- Born: Russell Frank Weigley July 2, 1930 Reading, Pennsylvania, U.S.
- Died: March 3, 2004 (aged 73) Philadelphia, Pennsylvania, U.S.
- Occupation(s): Professor, author, historian
- Spouse: Emma Seifrit
- Children: Jared, Catherine

= Russell Weigley =

American historian

Russell Frank Weigley (WY-glee) (July 2, 1930 – March 3, 2004) was the Distinguished University Professor of History at Temple University in Philadelphia, Pennsylvania, and a noted military historian. His research and teaching interests centered on American and world military history, World War II, and the American Civil War. One of Weigley's most widely received contributions to research is his hypothesis of a specifically American Way of War, i.e. an approach to strategy and military operations, that, while not predetermined, is distinct to the United States because of cultural and historical constraints.

==Education and career==
Weigley was born in Reading, Pennsylvania, on July 2, 1930. He graduated from Albright College in 1952, attended the University of Pennsylvania for his master's degree and doctorate, and wrote his dissertation under Pulitzer Prize-winning historian, Roy F. Nichols. It was published as Quartermaster General of the Union Army: A Biography of M.C. Meigs (Columbia University Press, 1959).
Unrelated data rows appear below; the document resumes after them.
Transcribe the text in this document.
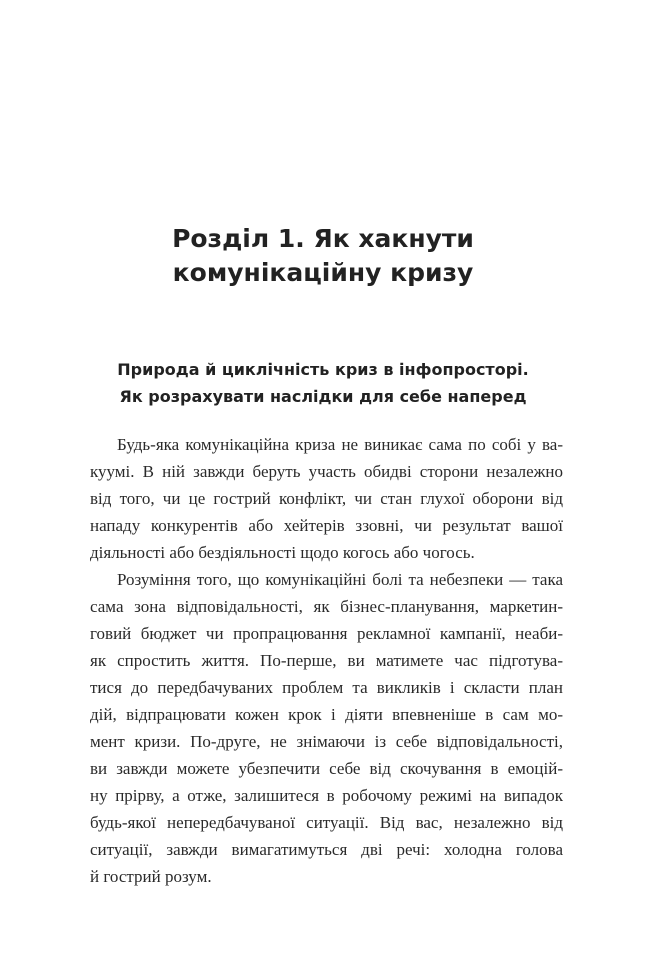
Розділ 1. Як хакнути
комунікаційну кризу
Природа й циклічність криз в інфопросторі.
Як розрахувати наслідки для себе наперед
Будь-яка комунікаційна криза не виникає сама по собі у ва-
куумі. В ній завжди беруть участь обидві сторони незалежно
від того, чи це гострий конфлікт, чи стан глухої оборони від
нападу конкурентів або хейтерів ззовні, чи результат вашої
діяльності або бездіяльності щодо когось або чогось.
Розуміння того, що комунікаційні болі та небезпеки — така
сама зона відповідальності, як бізнес-планування, маркетин-
говий бюджет чи пропрацювання рекламної кампанії, неаби-
як спростить життя. По-перше, ви матимете час підготува-
тися до передбачуваних проблем та викликів і скласти план
дій, відпрацювати кожен крок і діяти впевненіше в сам мо-
мент кризи. По-друге, не знімаючи із себе відповідальності,
ви завжди можете убезпечити себе від скочування в емоцій-
ну прірву, а отже, залишитеся в робочому режимі на випадок
будь-якої непередбачуваної ситуації. Від вас, незалежно від
ситуації, завжди вимагатимуться дві речі: холодна голова
й гострий розум.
After receiving his degree, Weigley taught at Penn from 1956 to 1958, and from 1958 to 1962 at Drexel University. Then he joined the faculty at Temple as an associate professor and remained until his retirement in 1998 as Distinguished University Professor. The school considered him the heart and soul of the history department, and at one point he had over 30 PhD candidates working under him concurrently. He also was a visiting professor at Dartmouth College and the U.S. Army War College at Carlisle, Pennsylvania.

==Scholarship and ideas==
Weigley's graduate teaching emphasized military history defined in a broadly comprehensive way, including operational, combat history but also extending to the larger issues of war and its significance; to the history of ideas about war, peace, and the armed forces; and to the place of the soldier in the state and in society.

==Honors and awards==
Weigley was awarded a John Simon Guggenheim Memorial Foundation Fellowship, 1969–70. He received the Athenaeum Literary Award in 1983. In 1989, he was awarded the Samuel Eliot Morison Prize of the American Military Institute. In 1992, Age of Battles received the Distinguished Book Award given by the American Military Institute. He has served as president of the Historical Society of Pennsylvania and the American Military Institute. In recognition of his scholarly achievements, Weigley was named Distinguished University Professor at Temple in 1985. He was elected to the American Philosophical Society in 1993.

==Death==
Weigley died in Philadelphia on March 3, 2004, of a heart attack. He was survived by his wife of 40 years, Emma Seifrit Weigley (1933–2020), his son Jared, and his daughter Catherine.

==Selected works==
- Quartermaster General of the Union Army: A Biography of M.C. Meigs. Columbia University Press, 1959.
- Towards an American Army: Military Thought from Washington to Marshall (1962)
- History of the United States Army (1967)
- "The Partisan War: The South Carolina Campaign of 1780–1782. University of South Carolina Press, 1970.
- The American Way of War: A History of United States Military Strategy and Policy, Macmillan Publishing, New York (1973)
- New Dimensions in Military History: An Anthology Edited by Russell F. Weigley. San Rafael, CA: Presidio Press, (1975)
- "American Strategy from its Beginnings through the First World War." In Peter Paret, Ed. with Gordon A. Craig and Felix Gilbert, Makers of Modern Strategy from Machiavelli to the Nuclear Ages. Princeton University Press, 1986.
- Eisenhower's Lieutenants: The Campaign of France and Germany, 1944–1945 (1981)
- "The Origin and Prevention of Major Wars." The Journal of Military History (January 1990) with Robert I. Rotberg and Theodore K. Rabb.
- The Age of Battles: The Quest for Decisive Warfare from Breitenfeld to Waterloo (1991)
- "The Chairman: John J. McCloy, the Making of the American Establishment." Political Science Quarterly (January 1992) with Kai Bird.
- "The American Military and the Principle of Civilian Control From McClellan to Powell." The Journal of Military History (January 1993).
- A Great Civil War: A Military and Political History, 1861 – 1865 (2000)
- "Normandy and Falaise: A Critique of Allied Operational Planning in 1944", In Michael E. Krause, R. Cody Phillips, Eds. Historical Perspectives of the Operational Art. Washington, D.C.: Center of Military History, United States Army, 2007, 393-414.
- "Reflections on 'Lessons' from Vietnam", in Peter Braestrup, Ed. Vietnam as History: Ten Years after the Paris Accords. Washington, D.C.: University Press of America, 1984, 115–124.